I wish I knew more because there’s so much more to this; the impact of Cubism on all
of it, the way it affected artists in nation after nation, and, most of all, the sheer energy of
art that, instead of freezing a moment, seems to set it free and follow it.
There were so many of us in 1968, joined to battle the Vietnam War by helping Eugene McCarthy run for president. We lost the Senator several years ago, and Eli Segal, one of the best, soon after. Today I learned of the loss of another of the dear ones, Eden Ross Lipson. She died this morning of pancreatic cancer. You can see from this photo that she was a woman who relished life and laughter. Her greatest joys: her husband and her kids.
Although we shared a history from the campaign, we also shared some great lunches and adventures in Manhattan, where she had dozens of friends who loved and respected her. Principled and kind, she was a joy and support to so many.
In her work as Children’s Book Editor of the New York Times Book Review, Eden produced what is still the classic work on children’s literature. I knew her as she wrote the first edition; it was a real labor of love. Her understanding of kids, of books and of writing and purpose made her an ideal guide for anxious parents and savvy librarians alike.
Her generosity went far beyond the love of children that made her such a great advocate for the joy they would find in their books. It was she who gave me my first review assignment and it led to an entire side career as a book reviewer that lasted for years. She was a tough and smart editor, too.

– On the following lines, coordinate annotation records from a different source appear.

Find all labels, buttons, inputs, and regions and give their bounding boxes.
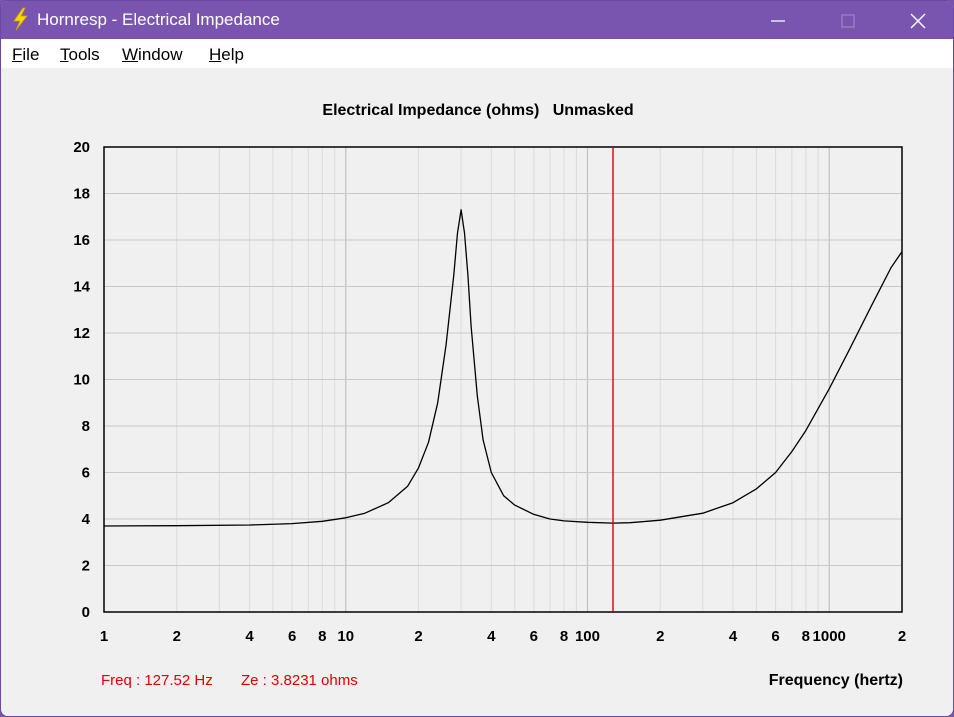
- y-tick-label: 0: [82, 604, 90, 621]
- menu-window[interactable]: Window: [122, 45, 183, 64]
- x-tick-label: 8: [318, 628, 326, 645]
- x-tick-label: 8: [802, 628, 810, 645]
- y-tick-label: 8: [82, 418, 90, 435]
- window-title: Hornresp - Electrical Impedance: [37, 10, 280, 29]
- y-tick-label: 14: [73, 279, 90, 296]
- y-tick-label: 10: [73, 372, 90, 389]
- menu-file[interactable]: File: [12, 45, 40, 64]
- x-tick-label: 100: [575, 628, 600, 645]
- x-tick-label: 4: [729, 628, 738, 645]
- close-icon: [910, 13, 926, 29]
- chart-title: Electrical Impedance (ohms) Unmasked: [322, 102, 633, 119]
- y-tick-label: 2: [82, 558, 90, 575]
- maximize-button[interactable]: [817, 1, 879, 39]
- title-bar[interactable]: Hornresp - Electrical Impedance: [1, 1, 953, 39]
- plot-frame: [103, 146, 903, 613]
- x-tick-label: 2: [414, 628, 422, 645]
- x-tick-label: 6: [288, 628, 296, 645]
- y-tick-label: 20: [73, 139, 90, 156]
- lightning-bolt-icon: [13, 7, 28, 31]
- minimize-icon: [771, 20, 785, 22]
- chart-grid: [104, 147, 902, 612]
- x-tick-label: 10: [337, 628, 354, 645]
- x-tick-label: 1000: [813, 628, 846, 645]
- x-tick-label: 6: [771, 628, 779, 645]
- y-tick-label: 18: [73, 186, 90, 203]
- x-tick-label: 4: [245, 628, 254, 645]
- menu-bar: File Tools Window Help: [1, 39, 953, 68]
- x-tick-label: 2: [898, 628, 906, 645]
- impedance-chart[interactable]: Electrical Impedance (ohms) Unmasked 0 2 4…: [1, 68, 953, 716]
- y-tick-label: 12: [73, 325, 90, 342]
- x-tick-label: 8: [560, 628, 568, 645]
- close-button[interactable]: [887, 1, 949, 39]
- chart-panel: Electrical Impedance (ohms) Unmasked 0 2 4…: [1, 68, 953, 716]
- y-tick-label: 16: [73, 232, 90, 249]
- x-tick-label: 4: [487, 628, 496, 645]
- chart-series: [103, 209, 903, 527]
- x-tick-label: 6: [530, 628, 538, 645]
- frequency-readout: Freq : 127.52 Hz: [101, 672, 213, 689]
- menu-help[interactable]: Help: [209, 45, 244, 64]
- maximize-icon: [841, 14, 855, 28]
- impedance-readout: Ze : 3.8231 ohms: [241, 672, 358, 689]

I remember my review of one of my favorites: Jane Yolen’s The Devil’s Arithmetic. A time-travel Holocaust story, it is a beautiful book. I submitted a very positive review. Soon after, Eden called. In a tone slipping between amused and professional, she reminded me that not all parents were as open as I was, and that I needed to add some kind of caution to parents who were more protective about at what age their kids were exposed to tough information. She was right, of course. I began an embarrassed apology. Her response: if people didn’t need editors she wouldn’t have a job! I fixed the piece and it ran. Later, it was Eden who connected me with the editor who published my first book. She did it, as she did all things, with no expectation of reciprocal benefit. These sorts of things are typical of the warmth and kindness she showed to everyone who knew her.
Life is strange. Eden was someone I knew, respected and cared about. I lost touch with her, as with so many others, when we moved to Los Angeles. My life then just didn’t allow for working to stay connected; there were hard things happening and they made it difficult to think outside the immediate circumstances of my life. And so I’m doubly sad as I struggle to write about a woman with such a mind, and a spirit, and a heart.
I’m comforted to know, though, that she had friends and family around her, supportive and caring, in her last days. That’s no surprise; it’s what she offered so many others.